|
Eyüb Mahkemesi (Havass-ı Refia) 90 Numaralı Sicil (H. 1090 - 1091 / M. 1679 - 1680) cilt: 31, sayfa: 114 Hüküm no: 66 Orijinal metin no: [12b-1] Bu defter İstanbul 2010 Avrupa Kültür Başkenti Ajansı ve İslam Araştırmaları Merkezi (İSAM) ortaklığı ile hazırlanmıştır.
Kötü söz ve işleri olan Mustafa b. Müstecab’ın mahalleden çıkartılması
Medîne-i Ebâ Eyyûb-i Ensârî -radiye anhu Rabbühü’l-Bârî-’de Câmi‘-i Kebîr mahallesi ahâlîsinden Hasan Çelebi b. Mehmed ve Ahmed b. Abdullah ve el-Hâc Mehmed b. Abdullah ve Ali Beşe b. Mehmed ve İlyas b. Haydar ve Şaban b. Abdullah ve Ahmed b. Mehmed nâm kimesnenin meclis-i şer‘-i şerîfde yine mahalle-i mezbûre sükkânından olup lâkin icâre ile âhar kimesnenin menzilinde sâkin olan Uzun Mustafa b. Müstecâb nâm kimesneyi hâlâ medîne-i mezbûre subaşısı hâzır bi’l-meclis Musa Bey b. Mehmed i‘ânetiyle ihzâr ve mahzarında her biri takrîr-i kelâm ve bast-ı merâm edip merkūm Mustafa kendi hâlinde olmayıp her gün mahalle-i mezbûrede sâkin olduğu menzile kendiye nâ-mahrem avratlar getirdiğinden mâ‘adâ birbirine ve kendiye nâ-mahrem ricâl ve nisvânı kendi menzilinde cem‘ edip fısk u fücûr ettirmekle bundan akdem birkaç def‘a tenbîh eyledik mütenebbih olmayıp her birimize hilâf-ı şer‘ şütûm-ı galîza ile şetm ettiğinden mâ‘adâ, el-ân yine her gece birbirine nâ-mahrem ricâl ve nisvânı cem‘ ve fısk ettirir, el-hâsıl mezbûr Mustafa’nın dâ’imen fi‘l-i fısk ve fücûr olmağla her hâlinden müte’ezzîleriz binâen aleyh taraf-ı şer‘den mahalle-i mezbûreden ihrâcına tenbîh olunmak murâdımızdır eğer mahallemizden ihrâc olunmazsa, mahallemizde fesâd ve mütezarrır olmamız mukarrerdir deyû her biri mezbûr Mustafa’nın sû-i hâlini haber vermeleriyle mezbûr Mustafa’nın mahalle-i merkūmeden hurûcuna ve min ba‘d kavlen ve fi‘len hilâf-ı şer‘-i şerîf fi‘l etmemek üzre tenbîh birle mâ cerâ gıbbe’l-ibtigā ketb olundu.
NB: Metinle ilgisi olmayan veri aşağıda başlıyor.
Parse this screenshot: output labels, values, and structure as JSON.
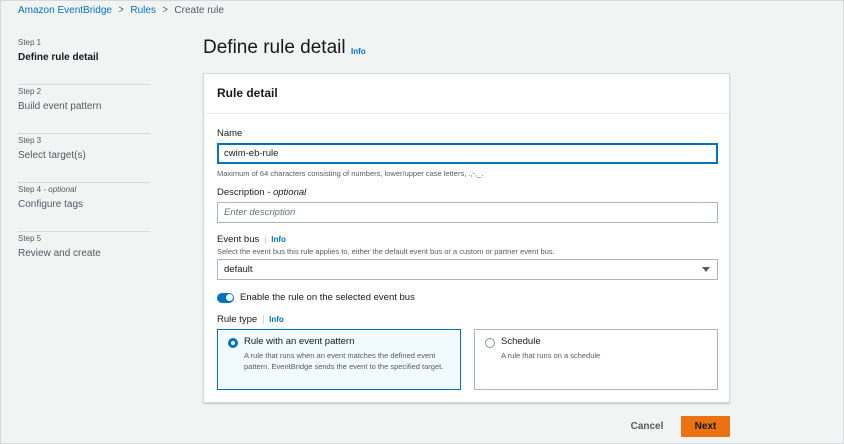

Hurrire fi’l-yevmi’s-sânî aşer min Recebi’l-mürecceb li sene tis‘în ve elf.
Şuhûdü’l-hâl: Es-Seyyid Abdurrahman Efendi b. ( ) el-İmâm, Ahmed Beşe b. Abdullah, Mehmed b. Eyüb, Mehmed b. Mahmud, Hasan b. Abdullah ve gayruhüm.